PayG, the Hyderabad-based homegrown payment gateway, has received the final nod from the Reserve Bank of India to operate as a licensed payment aggregator, marking a crucial milestone in its efforts to deepen digital commerce infrastructure for India’s micro, small, and medium enterprises.
Founded in 2020, the company joins a select cohort of fintech players formally cleared by the RBI to facilitate digital payments at scale. The regulatory approval enables PayG to continue offering digital payment solutions—spanning credit and debit card acceptance, net banking, and wallet integrations—while remaining fully compliant under India’s evolving payments framework.
The company said the license validates its efforts to build a “secure, inclusive, and innovation-led” ecosystem tailored to small businesses.
“Receiving the RBI’s authorization is a moment of great pride for us,” said Kamal Manohar Jangeti, Chairman of PayG. “It underscores our commitment to regulatory compliance, transparency, and innovation in the fintech sector.”
PayG has positioned itself as a full-stack digital payments provider serving over 1,000 small and medium merchants and 50+ enterprise clients. Its offering includes more than 120 payment options, and the platform emphasizes a no-hidden-fees pricing structure, a feature the company claims improves transparency for retailers new to digital channels.
With India’s push toward formalizing and digitizing MSMEs—who constitute nearly a third of India’s GDP—PayG’s timing comes amid rising pressure on payment firms to align with RBI’s licensing regime. The company’s bet on small-town and street-level merchants places it alongside ecosystem players seeking to bring India’s fragmented offline retail into a more integrated, tech-driven system.

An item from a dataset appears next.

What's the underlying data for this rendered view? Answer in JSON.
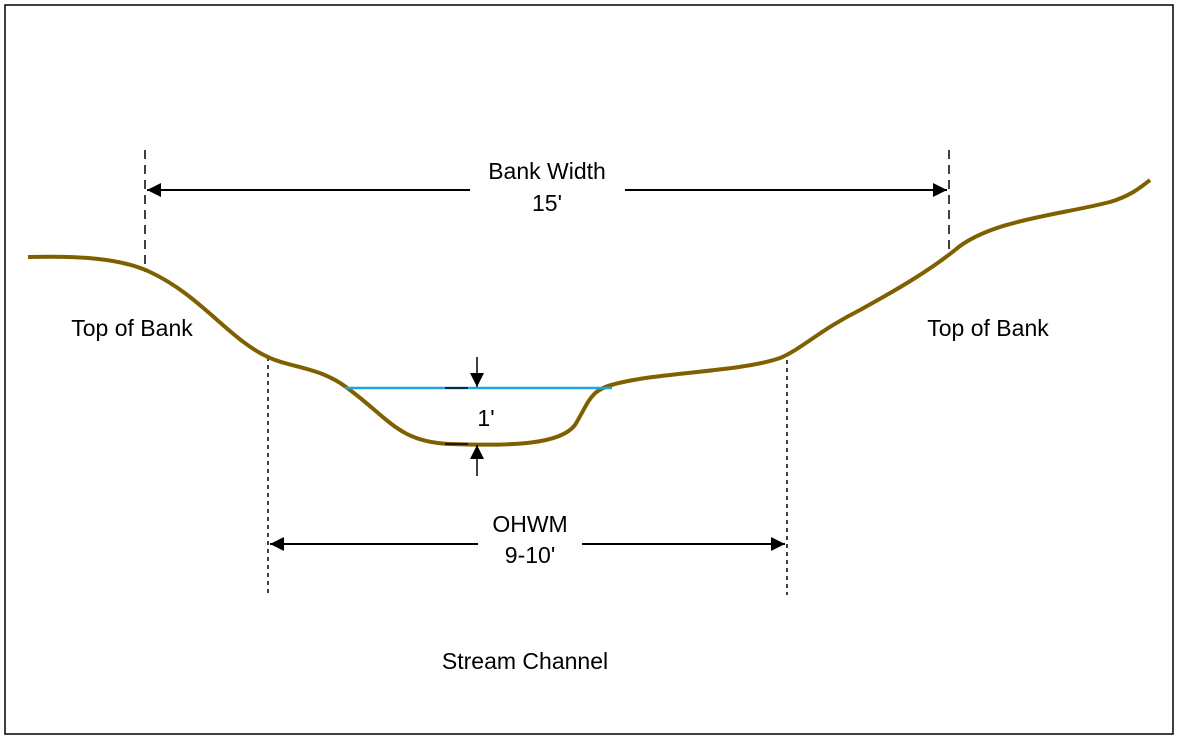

As part of its expansion roadmap, PayG is doubling down on product development and merchant support. The firm is building advanced analytics tools for business insights, integrating credit facilitation options, and working on seamless platform integrations to support back-office operations. These tools are designed to address the operational and capital needs of digitally underserved businesses.

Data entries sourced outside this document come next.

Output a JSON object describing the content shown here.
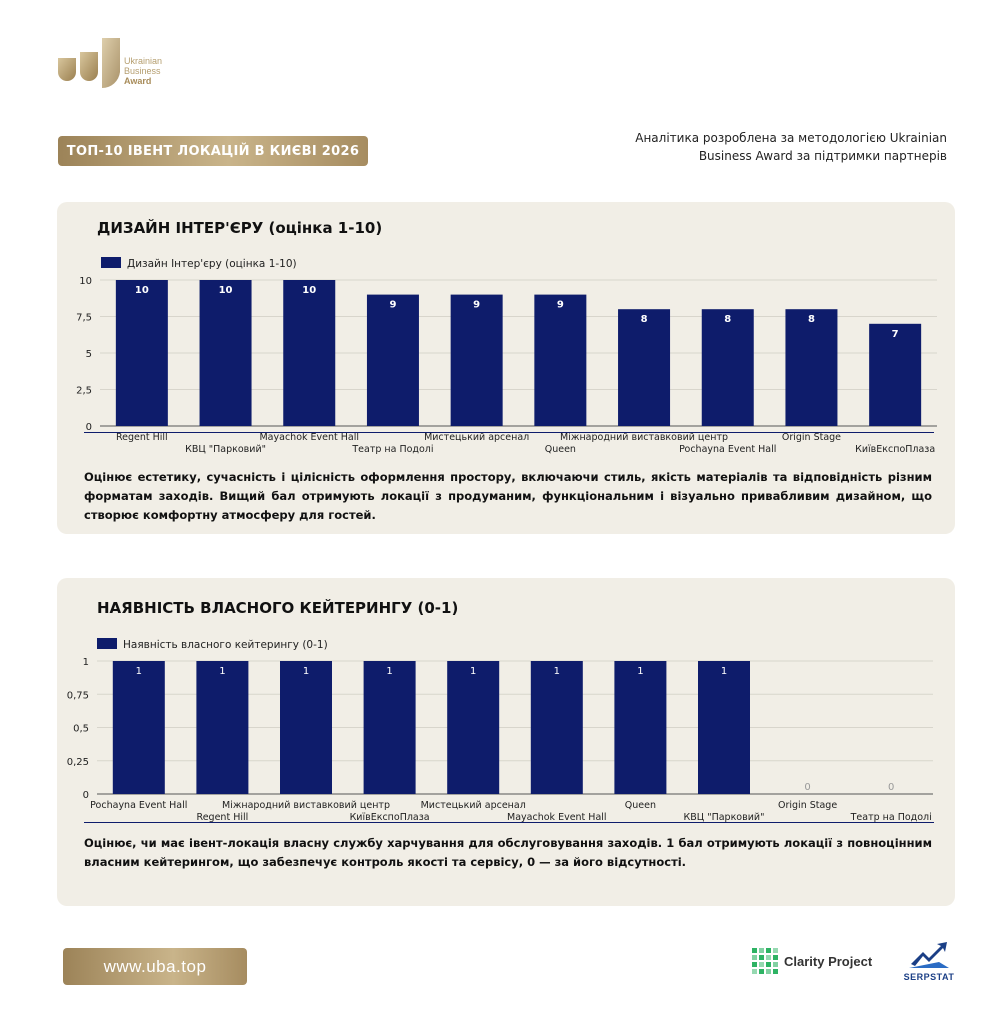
{
  "brand": {
    "logo_line1": "Ukrainian",
    "logo_line2": "Business",
    "logo_line3": "Award",
    "gold": "#b59e6f"
  },
  "header": {
    "title": "ТОП-10 ІВЕНТ ЛОКАЦІЙ В КИЄВІ 2026",
    "note": "Аналітика розроблена за методологією Ukrainian Business Award за підтримки партнерів"
  },
  "section1": {
    "heading": "ДИЗАЙН ІНТЕР'ЄРУ (оцінка 1-10)",
    "description": "Оцінює естетику, сучасність і цілісність оформлення простору, включаючи стиль, якість матеріалів та відповідність різним форматам заходів. Вищий бал отримують локації з продуманим, функціональним і візуально привабливим дизайном, що створює комфортну атмосферу для гостей."
  },
  "section2": {
    "heading": "НАЯВНІСТЬ ВЛАСНОГО КЕЙТЕРИНГУ (0-1)",
    "description": "Оцінює, чи має івент-локація власну службу харчування для обслуговування заходів. 1 бал отримують локації з повноцінним власним кейтерингом, що забезпечує контроль якості та сервісу, 0 — за його відсутності."
  },
  "chart_data": [
    {
      "type": "bar",
      "series": [
        {
          "name": "Дизайн Інтер'єру (оцінка 1-10)",
          "color": "#0e1c6b"
        }
      ],
      "categories": [
        "Regent Hill",
        "КВЦ \"Парковий\"",
        "Mayachok Event Hall",
        "Театр на Подолі",
        "Мистецький арсенал",
        "Queen",
        "Міжнародний виставковий центр",
        "Pochayna Event Hall",
        "Origin Stage",
        "КиївЕкспоПлаза"
      ],
      "values": [
        10,
        10,
        10,
        9,
        9,
        9,
        8,
        8,
        8,
        7
      ],
      "ylim": [
        0,
        10
      ],
      "yticks": [
        "0",
        "2,5",
        "5",
        "7,5",
        "10"
      ],
      "legend": "top-left",
      "grid": true
    },
    {
      "type": "bar",
      "series": [
        {
          "name": "Наявність власного кейтерингу (0-1)",
          "color": "#0e1c6b"
        }
      ],
      "categories": [
        "Pochayna Event Hall",
        "Regent Hill",
        "Міжнародний виставковий центр",
        "КиївЕкспоПлаза",
        "Мистецький арсенал",
        "Mayachok Event Hall",
        "Queen",
        "КВЦ \"Парковий\"",
        "Origin Stage",
        "Театр на Подолі"
      ],
      "values": [
        1,
        1,
        1,
        1,
        1,
        1,
        1,
        1,
        0,
        0
      ],
      "ylim": [
        0,
        1
      ],
      "yticks": [
        "0",
        "0,25",
        "0,5",
        "0,75",
        "1"
      ],
      "legend": "top-left",
      "grid": true
    }
  ],
  "footer": {
    "url": "www.uba.top",
    "partner1": "Clarity Project",
    "partner2": "SERPSTAT"
  }
}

The company is also deepening its collaboration with ONDC (Open Network for Digital Commerce). After a recent trader onboarding initiative in Pune, PayG said it plans to replicate the program in other urban and semi-urban markets. Through such efforts, it aims to make onboarding and digital transition easier for merchants with limited tech exposure.
“We see ourselves as not just a payments company,” Jangeti said. “We are a digital ally for India’s merchants—helping them grow, compete, and lead in the new economy.”